XX

Le surlendemain, de bonne heure, les gens des fermes voisines revinrent à la Genivière. Les femmes, couvertes de leurs capots noirs et semblables à des religieuses, entraient par la première chambre demeurée ouverte, et allaient s’agenouiller dans la seconde, si gaie et si blanche d’ordinaire, toute close à présent et pleine de ces formes sombres. Au milieu, sur deux chaises, on avait placé le cercueil recouvert d’un drap blanc, et sur le drap un bouquet cueilli le matin par Antoinette et un brin de romarin trempant dans une soucoupe d’eau bénite. À droite et à gauche du cercueil, par terre, deux flambeaux dont le vent de la porte couchait la flamme permettaient à peine de se diriger dans cette ombre, tant leur lumière semblait bue par toutes ces robes et ces capes noires.
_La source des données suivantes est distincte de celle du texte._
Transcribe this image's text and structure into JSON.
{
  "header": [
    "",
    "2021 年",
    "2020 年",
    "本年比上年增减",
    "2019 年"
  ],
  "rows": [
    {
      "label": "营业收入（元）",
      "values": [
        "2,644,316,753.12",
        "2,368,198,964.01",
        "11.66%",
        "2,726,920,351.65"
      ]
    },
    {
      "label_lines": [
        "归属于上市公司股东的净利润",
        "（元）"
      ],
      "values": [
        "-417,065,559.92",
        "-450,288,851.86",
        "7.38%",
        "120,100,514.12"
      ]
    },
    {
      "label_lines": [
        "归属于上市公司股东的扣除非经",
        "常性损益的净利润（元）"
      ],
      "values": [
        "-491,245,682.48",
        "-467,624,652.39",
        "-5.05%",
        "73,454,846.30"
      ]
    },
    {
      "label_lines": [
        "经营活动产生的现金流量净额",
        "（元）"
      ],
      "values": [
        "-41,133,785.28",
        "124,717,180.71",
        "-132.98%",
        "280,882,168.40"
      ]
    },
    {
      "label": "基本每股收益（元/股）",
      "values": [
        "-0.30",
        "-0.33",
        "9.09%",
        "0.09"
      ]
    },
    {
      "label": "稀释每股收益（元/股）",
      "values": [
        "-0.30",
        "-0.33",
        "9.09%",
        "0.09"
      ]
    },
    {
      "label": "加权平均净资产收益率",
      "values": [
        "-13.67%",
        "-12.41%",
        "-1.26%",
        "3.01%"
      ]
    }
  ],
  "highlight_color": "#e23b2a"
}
Il y avait là aussi des parentes de Montrevault et de plusieurs bourgs de la Vendée, de ces cousines qu’on ne voit qu’aux noces et aux enterrements : toutes pleuraient, plusieurs avec de grands soupirs et des sanglots qui s’entendaient jusque dans la cour où se tenaient les hommes.

Eux, plus froids, comme il convient à des chefs, groupés devant la maison, devisaient des froments dont on pouvait voir les épis d’un gris d’argent, vers le moulin de Haute-Brune ; ils pronostiquaient, de différentes sortes, sur le temps qu’il ferait à la fin de l’été, et traitaient quelques autres sujets du même ordre, mais gravement, avec la pensée toujours présente du deuil qui les réunissait. Tous ces paysans avaient le respect de la mort, et Jacques, un des moindres d’entre eux, un pauvre petit soldat, trouvait dans ces parentés lointaines un cortège ému, des larmes vraies et la pitié qui prie quand elle pleure.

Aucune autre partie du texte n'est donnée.